En association avec son frère Richard, sculpteur, il conçoit de nombreuses installations, dont la plus grande « Viva Di Rosa » est présentée en 1988 au Musée d’Art Moderne de la ville de Paris.

En 1993, Hervé DI ROSA entreprend un tour du monde au cours duquel il réalisera une série de travaux utilisant les cultures et les modes d’expression de chaque pays où il séjourne. La première série, « Dirosaïcônes » est exposée en 1993 à la FIAC sur le stand de la Galerie Louis Carré.

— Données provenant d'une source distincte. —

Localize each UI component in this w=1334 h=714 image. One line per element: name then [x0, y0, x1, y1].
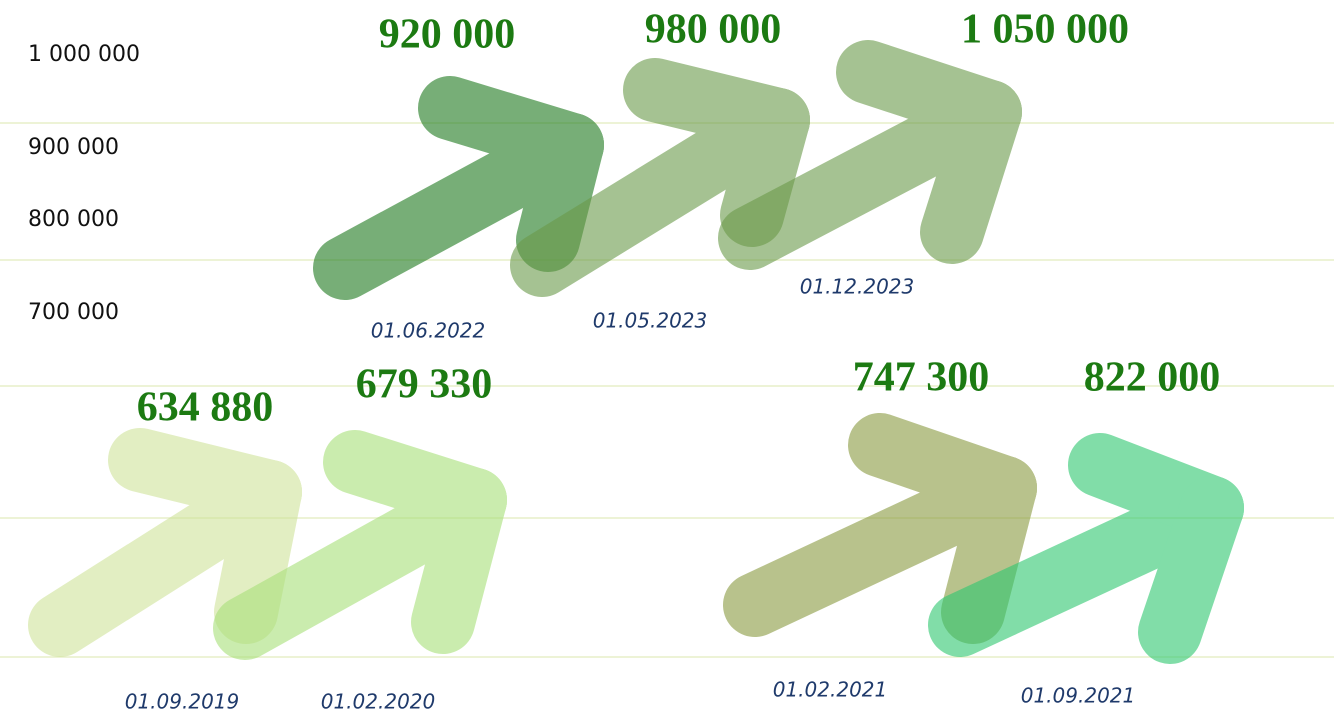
arrow-stroke: [443, 500, 475, 622]
axis-label: 900 000: [28, 135, 119, 160]
milestone-date: 01.12.2023: [800, 275, 915, 299]
milestone-date: 01.09.2019: [125, 690, 240, 714]
milestone-value: 634 880: [137, 385, 274, 431]
axis-label: 700 000: [28, 300, 119, 325]
milestone-value: 679 330: [356, 362, 493, 408]
milestone-value: 1 050 000: [961, 7, 1129, 53]
milestone-value: 747 300: [853, 355, 990, 401]
milestone-date: 01.06.2022: [371, 319, 486, 343]
axis-label: 1 000 000: [28, 42, 140, 67]
milestone-date: 01.05.2023: [593, 309, 708, 333]
arrows: [60, 72, 1212, 632]
axis-label: 800 000: [28, 207, 119, 232]
milestone-value: 980 000: [645, 7, 782, 53]
milestone-date: 01.02.2020: [321, 690, 436, 714]
milestone-date: 01.02.2021: [773, 678, 888, 702]
milestone-value: 920 000: [379, 12, 516, 58]
arrow-stroke: [1170, 508, 1212, 632]
infographic: 1 000 000 900 000 800 000 700 000 920 000 01.…: [0, 0, 1334, 714]
milestone-value: 822 000: [1084, 355, 1221, 401]
arrow-stroke: [952, 112, 990, 232]
milestone-date: 01.09.2021: [1021, 684, 1136, 708]
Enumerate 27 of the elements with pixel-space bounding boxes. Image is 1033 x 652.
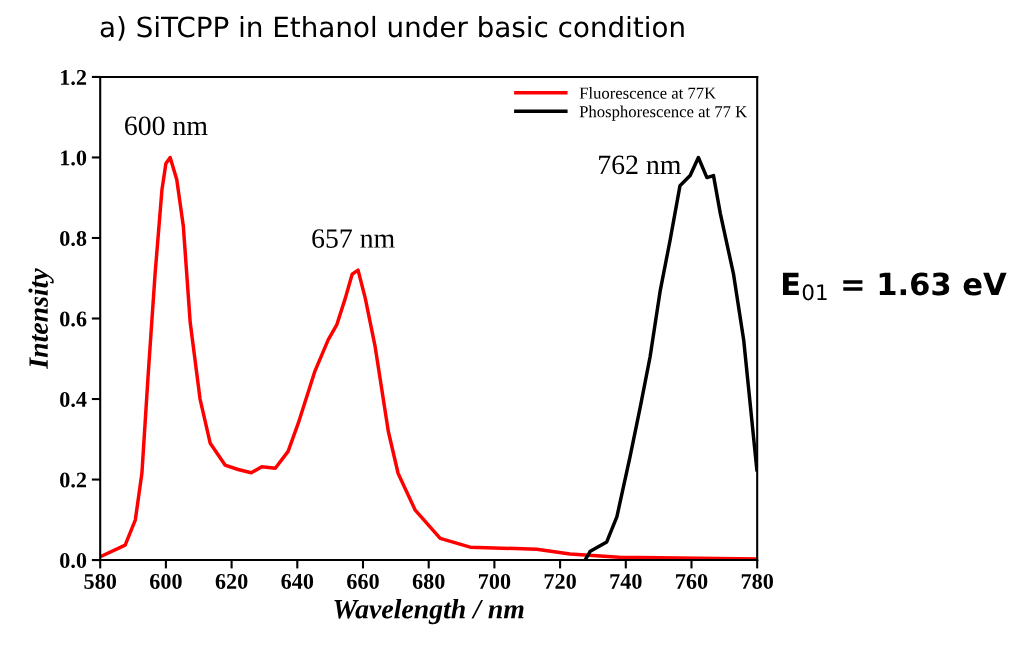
y-tick-label: 0.4 [60, 391, 87, 408]
y-tick-label: 1.2 [61, 69, 87, 85]
x-tick-label: 680 [412, 573, 445, 589]
y-tick-label: 0.6 [60, 311, 87, 327]
x-tick-label: 780 [741, 573, 774, 589]
text: E$_{01}$ = 1.63 eV [782, 272, 1007, 301]
x-tick-label: 760 [676, 573, 708, 589]
x-tick-label: 660 [347, 573, 379, 589]
annotation: 600 nm [125, 116, 208, 136]
x-tick-label: 640 [281, 573, 314, 589]
y-tick-label: 0.8 [60, 230, 87, 247]
y-tick-label: 0.0 [60, 553, 87, 569]
x-tick-label: 740 [610, 573, 642, 589]
y-tick-label: 0.2 [60, 472, 87, 488]
y-tick-label: 1.0 [61, 150, 87, 166]
y-axis-title: Intensity [28, 268, 54, 369]
annotation: 762 nm [599, 155, 681, 175]
x-tick-label: 600 [149, 573, 182, 589]
legend-label: Fluorescence at 77K [579, 87, 716, 99]
annotation: 657 nm [312, 229, 395, 248]
chart-title: a) SiTCPP in Ethanol under basic condition [100, 15, 684, 41]
x-tick-label: 700 [479, 573, 511, 589]
x-axis-title: Wavelength / nm [334, 598, 524, 625]
x-tick-label: 620 [215, 573, 248, 589]
legend-label: Phosphorescence at 77 K [579, 105, 748, 121]
x-tick-label: 580 [84, 573, 117, 589]
x-tick-label: 720 [544, 573, 576, 589]
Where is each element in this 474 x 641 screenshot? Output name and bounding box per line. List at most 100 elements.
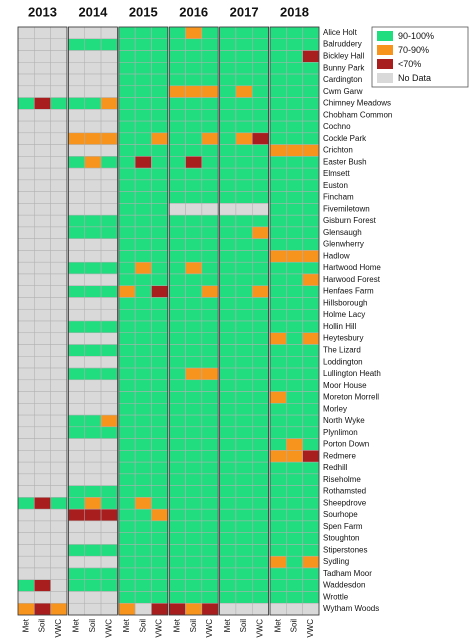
cell [201,238,219,251]
cell [302,414,320,428]
cell [168,97,186,110]
legend-swatch [377,59,393,69]
cell [168,438,186,451]
cell [168,120,186,134]
cell [100,414,118,428]
cell [219,555,237,569]
cell [34,473,51,486]
cell [219,85,237,98]
cell [252,273,269,286]
cell [17,238,35,251]
cell [269,97,287,110]
cell [168,367,186,381]
cell [17,320,35,334]
cell [68,26,85,40]
cell [269,379,287,392]
cell [100,403,118,416]
cell [151,414,169,428]
cell [100,438,118,451]
cell [34,297,51,310]
cell [134,120,152,134]
cell [252,132,269,145]
cell [118,567,136,580]
cell [286,226,303,239]
cell [219,450,237,463]
cell [235,508,253,522]
cell [201,544,219,557]
cell [252,438,269,451]
cell [118,120,136,134]
year-label: 2017 [230,4,259,19]
cell [151,356,169,369]
cell [50,109,68,122]
cell [134,497,152,510]
cell [235,367,253,381]
cell [68,320,85,334]
cell [151,285,169,298]
cell [68,85,85,98]
cell [219,579,237,592]
cell [168,226,186,239]
cell [17,132,35,145]
cell [118,73,136,87]
cell [100,532,118,545]
cell [118,214,136,228]
cell [34,38,51,51]
column-label: Soil [239,619,248,633]
cell [151,191,169,204]
cell [68,379,85,392]
cell [34,332,51,345]
cell [84,214,102,228]
column-label: Met [72,618,81,632]
cell [286,450,303,463]
cell [286,203,303,216]
cell [118,520,136,533]
cell [269,591,287,604]
cell [185,591,203,604]
cell [185,320,203,334]
cell [168,73,186,87]
cell [118,414,136,428]
cell [50,332,68,345]
site-label: Redhill [323,463,348,472]
cell [100,320,118,334]
cell [286,97,303,110]
cell [118,508,136,522]
cell [68,191,85,204]
site-label: Wrottle [323,592,349,601]
cell [34,132,51,145]
cell [302,532,320,545]
cell [286,532,303,545]
cell [235,226,253,239]
cell [68,367,85,381]
cell [68,214,85,228]
cell [219,320,237,334]
cell [84,367,102,381]
cell [168,167,186,181]
cell [219,473,237,486]
cell [219,356,237,369]
cell [50,120,68,134]
cell [252,497,269,510]
cell [134,226,152,239]
cell [34,156,51,169]
cell [34,438,51,451]
cell [235,544,253,557]
cell [201,473,219,486]
cell [118,109,136,122]
cell [34,391,51,404]
cell [286,120,303,134]
site-label: Waddesdon [323,581,365,590]
cell [269,285,287,298]
site-label: Euston [323,181,348,190]
cell [50,426,68,439]
cell [68,579,85,592]
cell [100,273,118,286]
cell [201,97,219,110]
cell [151,508,169,522]
site-label: Gisburn Forest [323,216,377,225]
cell [84,226,102,239]
cell [100,285,118,298]
cell [134,508,152,522]
cell [269,132,287,145]
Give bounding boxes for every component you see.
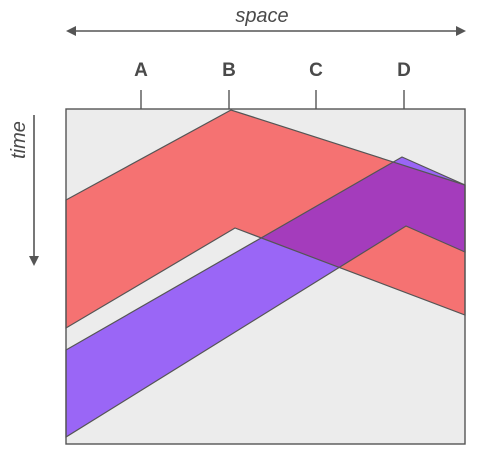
time-axis-arrow: [29, 256, 39, 266]
point-label-a: A: [134, 60, 148, 81]
space-axis: space: [66, 5, 466, 36]
space-axis-label: space: [235, 5, 288, 27]
point-labels: A B C D: [134, 60, 411, 109]
point-label-d: D: [397, 60, 411, 81]
time-axis: time: [8, 115, 39, 266]
point-label-c: C: [309, 60, 323, 81]
time-axis-label: time: [8, 121, 30, 159]
point-label-b: B: [222, 60, 236, 81]
red-band: [66, 110, 465, 328]
space-axis-right-arrow: [456, 26, 466, 36]
plot-frame: [65, 108, 466, 445]
space-axis-left-arrow: [66, 26, 76, 36]
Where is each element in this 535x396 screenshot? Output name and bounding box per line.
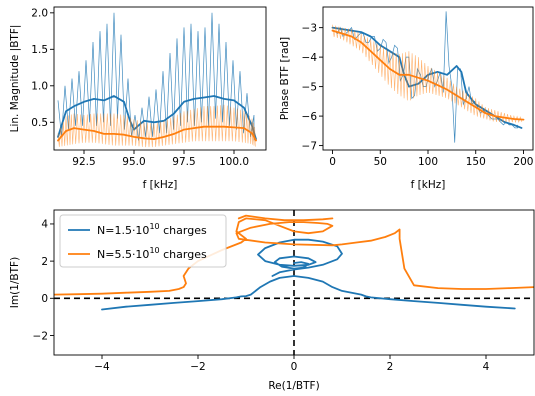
y-tick-label: −6: [302, 111, 318, 123]
series-orange-line-2: [54, 217, 534, 296]
x-tick-label: 50: [374, 156, 387, 168]
x-tick-label: −4: [94, 361, 110, 373]
y-tick-label: 1.5: [31, 44, 48, 56]
series-blue-line-0: [101, 275, 516, 311]
x-tick-label: 4: [483, 361, 490, 373]
x-tick-label: 0: [291, 361, 298, 373]
x-axis-label: f [kHz]: [143, 179, 178, 191]
x-tick-label: 150: [466, 156, 486, 168]
x-axis-label: Re(1/BTF): [268, 380, 319, 392]
x-axis-label: f [kHz]: [411, 179, 446, 191]
y-tick-label: 1.0: [31, 81, 48, 93]
x-tick-label: 92.5: [72, 156, 95, 168]
plot-panel-3: −4 −2 0 2 4 −2 0 2 4 Re(1/BTF) Im(1/BTF) N=1.5·1010…: [9, 209, 535, 392]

La deuxième série est réalisée au Ghana où Hervé DI ROSA se rend en 1994.

En 1998, il achève une mosaïque en scories volcaniques et débris de corail blanc pour la Réunion. A l’occasion de la coupe du monde de football cette même année, il peint huit toiles sur ce thème et participe à l’exposition « 80 artistes autour du mondial » à la Galerie Enrico Navarra. A la FIAC cette année-là, il présente des panneaux de laque aux incrustations de nacre et de coquille d’œufs réalisés au Viet-Nam.

En 2000, il fonde le musée international des Arts modestes à Sète.

En 2003, il s’installe à Miami.

En 2012, il expose ses grands formats à l’espace ENCAN de la Rochelle.

En 2014, il installe les « Modestes tropiques » au Musée du quai Branly.

La vivacité et les tonalités que l’on trouve dans le travail d’Hervé di Rosa, font de lui un artiste globe-trotter nourri des cultures du monde, véritable voyage initiatique : Miami, le Mexique, L’Afrique, Cuba, Israël, le Vietnam, l’Afrique du Sud, Haïti, La Tunisie…

L’artiste s’inscrit dans l’actualité de son temps avec un style coloré, graphique avec une peinture qui fait référence aux arts populaires. Il revendique son appartenance à une culture urbaine de masse.